Facebook, pas si narrow-data-minded que ça!

Dans le cadre du projet opencompute.org, dont l’objectif est de construire l’une des infrastructures informatiques les plus efficaces et rapides à un coût financier et énergétique le plus bas possible, Facebook a décidé d‘ouvrir ses centres de données aux développeurs web. « Oui et alors? » me direz vous. Alors, c’est tout de même une avancée incroyable pour cette entreprise qui a été de maintes fois accusée de faire exprès de rendre la demande d’accès aux données difficile en ignorant volontairement le délai légal qui lui impose de répondre à la demande des clients en moins de 40 jours.

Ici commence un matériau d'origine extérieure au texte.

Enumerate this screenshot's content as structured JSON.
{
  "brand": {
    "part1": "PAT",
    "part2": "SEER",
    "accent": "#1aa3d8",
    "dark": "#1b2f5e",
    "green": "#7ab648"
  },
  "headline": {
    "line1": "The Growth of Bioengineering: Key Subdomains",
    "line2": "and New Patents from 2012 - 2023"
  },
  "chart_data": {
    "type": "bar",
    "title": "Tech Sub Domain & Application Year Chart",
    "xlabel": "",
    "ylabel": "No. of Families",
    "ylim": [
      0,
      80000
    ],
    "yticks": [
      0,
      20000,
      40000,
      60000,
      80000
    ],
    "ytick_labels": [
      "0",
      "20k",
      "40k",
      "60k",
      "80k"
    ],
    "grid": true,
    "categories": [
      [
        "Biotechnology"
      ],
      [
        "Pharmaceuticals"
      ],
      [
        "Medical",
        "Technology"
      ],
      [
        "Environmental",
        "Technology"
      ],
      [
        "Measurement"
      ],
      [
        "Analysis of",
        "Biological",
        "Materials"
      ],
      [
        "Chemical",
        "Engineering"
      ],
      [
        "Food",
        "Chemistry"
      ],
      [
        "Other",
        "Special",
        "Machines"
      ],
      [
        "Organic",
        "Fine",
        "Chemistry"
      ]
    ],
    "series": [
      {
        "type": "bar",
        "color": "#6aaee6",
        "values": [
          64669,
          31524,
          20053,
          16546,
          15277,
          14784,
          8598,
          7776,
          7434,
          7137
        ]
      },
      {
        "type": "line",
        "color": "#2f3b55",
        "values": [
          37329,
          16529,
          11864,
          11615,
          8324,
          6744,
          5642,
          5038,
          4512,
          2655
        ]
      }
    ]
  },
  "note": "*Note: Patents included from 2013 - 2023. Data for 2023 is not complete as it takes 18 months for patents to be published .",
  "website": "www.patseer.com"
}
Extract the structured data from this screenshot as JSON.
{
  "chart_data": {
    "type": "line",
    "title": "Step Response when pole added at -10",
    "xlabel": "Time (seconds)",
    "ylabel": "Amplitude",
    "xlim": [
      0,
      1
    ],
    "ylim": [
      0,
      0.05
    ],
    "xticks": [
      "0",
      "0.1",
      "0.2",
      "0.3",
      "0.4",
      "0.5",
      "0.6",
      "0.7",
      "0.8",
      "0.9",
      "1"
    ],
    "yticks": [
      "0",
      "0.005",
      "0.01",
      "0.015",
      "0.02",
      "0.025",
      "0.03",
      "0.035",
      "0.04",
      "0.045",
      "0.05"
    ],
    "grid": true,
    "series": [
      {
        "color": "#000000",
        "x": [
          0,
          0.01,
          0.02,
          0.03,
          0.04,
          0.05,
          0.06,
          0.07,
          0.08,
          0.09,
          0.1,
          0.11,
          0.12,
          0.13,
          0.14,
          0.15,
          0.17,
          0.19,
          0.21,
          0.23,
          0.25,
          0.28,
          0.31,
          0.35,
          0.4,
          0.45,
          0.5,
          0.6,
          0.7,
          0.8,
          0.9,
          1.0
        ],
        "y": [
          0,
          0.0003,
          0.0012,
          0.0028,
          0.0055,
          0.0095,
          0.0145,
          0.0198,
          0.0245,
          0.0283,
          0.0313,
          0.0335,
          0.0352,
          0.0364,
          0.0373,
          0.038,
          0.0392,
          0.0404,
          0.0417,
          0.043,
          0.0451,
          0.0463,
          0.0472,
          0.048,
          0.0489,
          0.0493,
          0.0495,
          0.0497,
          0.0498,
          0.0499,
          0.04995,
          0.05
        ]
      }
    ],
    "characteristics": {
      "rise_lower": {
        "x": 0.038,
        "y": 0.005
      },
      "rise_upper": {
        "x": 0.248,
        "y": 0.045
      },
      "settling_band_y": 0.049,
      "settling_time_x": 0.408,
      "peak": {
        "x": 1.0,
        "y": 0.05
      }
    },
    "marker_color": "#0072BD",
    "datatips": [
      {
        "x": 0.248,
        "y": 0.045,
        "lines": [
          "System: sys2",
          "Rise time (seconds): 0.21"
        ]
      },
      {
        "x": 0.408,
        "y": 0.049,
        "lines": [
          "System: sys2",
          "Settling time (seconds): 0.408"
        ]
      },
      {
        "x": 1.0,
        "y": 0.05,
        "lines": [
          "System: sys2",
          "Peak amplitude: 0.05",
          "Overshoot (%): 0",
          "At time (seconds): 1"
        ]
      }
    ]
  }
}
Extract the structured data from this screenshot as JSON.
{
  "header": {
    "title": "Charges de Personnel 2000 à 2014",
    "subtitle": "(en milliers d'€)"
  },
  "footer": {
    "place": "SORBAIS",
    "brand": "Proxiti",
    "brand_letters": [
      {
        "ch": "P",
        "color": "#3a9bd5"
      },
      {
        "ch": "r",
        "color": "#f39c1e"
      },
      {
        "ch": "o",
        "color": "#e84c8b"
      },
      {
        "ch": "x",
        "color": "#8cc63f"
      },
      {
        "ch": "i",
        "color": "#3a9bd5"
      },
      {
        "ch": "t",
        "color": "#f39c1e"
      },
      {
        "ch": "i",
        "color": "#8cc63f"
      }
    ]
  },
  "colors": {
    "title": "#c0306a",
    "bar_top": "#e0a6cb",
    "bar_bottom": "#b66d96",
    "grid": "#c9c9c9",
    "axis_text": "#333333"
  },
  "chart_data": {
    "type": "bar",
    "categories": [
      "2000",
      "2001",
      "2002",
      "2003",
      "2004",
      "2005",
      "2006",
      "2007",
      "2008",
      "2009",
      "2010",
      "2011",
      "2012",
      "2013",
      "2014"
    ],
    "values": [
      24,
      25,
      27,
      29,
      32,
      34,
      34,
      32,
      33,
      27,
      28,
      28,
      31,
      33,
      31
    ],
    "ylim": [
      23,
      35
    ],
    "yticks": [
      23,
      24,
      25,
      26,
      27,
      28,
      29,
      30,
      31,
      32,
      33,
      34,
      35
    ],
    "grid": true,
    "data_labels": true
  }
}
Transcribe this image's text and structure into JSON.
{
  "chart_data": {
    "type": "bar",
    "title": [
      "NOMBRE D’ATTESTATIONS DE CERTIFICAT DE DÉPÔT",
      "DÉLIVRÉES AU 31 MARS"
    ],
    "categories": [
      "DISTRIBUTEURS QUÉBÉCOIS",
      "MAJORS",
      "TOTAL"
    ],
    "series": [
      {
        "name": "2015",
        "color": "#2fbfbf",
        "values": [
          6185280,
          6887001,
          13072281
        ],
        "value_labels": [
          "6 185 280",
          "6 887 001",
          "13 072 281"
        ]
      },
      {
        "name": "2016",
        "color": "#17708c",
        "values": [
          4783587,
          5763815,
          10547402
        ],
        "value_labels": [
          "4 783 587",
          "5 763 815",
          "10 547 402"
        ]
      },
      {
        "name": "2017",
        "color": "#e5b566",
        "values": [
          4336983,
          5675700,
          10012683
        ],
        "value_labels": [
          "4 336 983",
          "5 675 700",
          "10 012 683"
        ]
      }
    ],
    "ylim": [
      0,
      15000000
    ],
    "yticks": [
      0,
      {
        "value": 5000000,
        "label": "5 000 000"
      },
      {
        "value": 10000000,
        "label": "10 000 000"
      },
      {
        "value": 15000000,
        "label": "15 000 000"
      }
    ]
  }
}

Ainsi, pour faire taire les critiques, Facebook a adopté une approche open-source en offrant l’opportunité à des développeurs de voir et reproduire ses serveurs de leurs « data centers ». Selon un employé du réseau social, le but est de « développer des serveurs et des centres de données [qui contiennent des milliers de disques durs et ces serveurs informatiques empilés dans des chambres réfrigérées] en suivant le modèle traditionnellement associé à des projets de logiciels libres ». Ainsi, le groupe a décidé de « collaborer avec l’ensemble de l’industrie, pour partager ces technologies, alors qu’elles évoluent ». En partageant ces informations stratégiques, Facebook est persuadée qu’elle peut contribuer à améliorer les data centers partout dans le monde. « C’est une bonne chose pour Facebook, mais également pour les nouvelles entreprises qui doivent traiter un grand nombre de données » a déclaré Mark Zuckerberg, le PDG de Facebook. « Nous essayons de favoriser un écosystème dans lequel les développeurs peuvent mettre facilement sur pied des start-ups, et nous pensons que, en partageant ce savoir-faire, nous allons aider à rendre cet écosystème plus efficace et favoriser sa croissance » a-t-il ajouté.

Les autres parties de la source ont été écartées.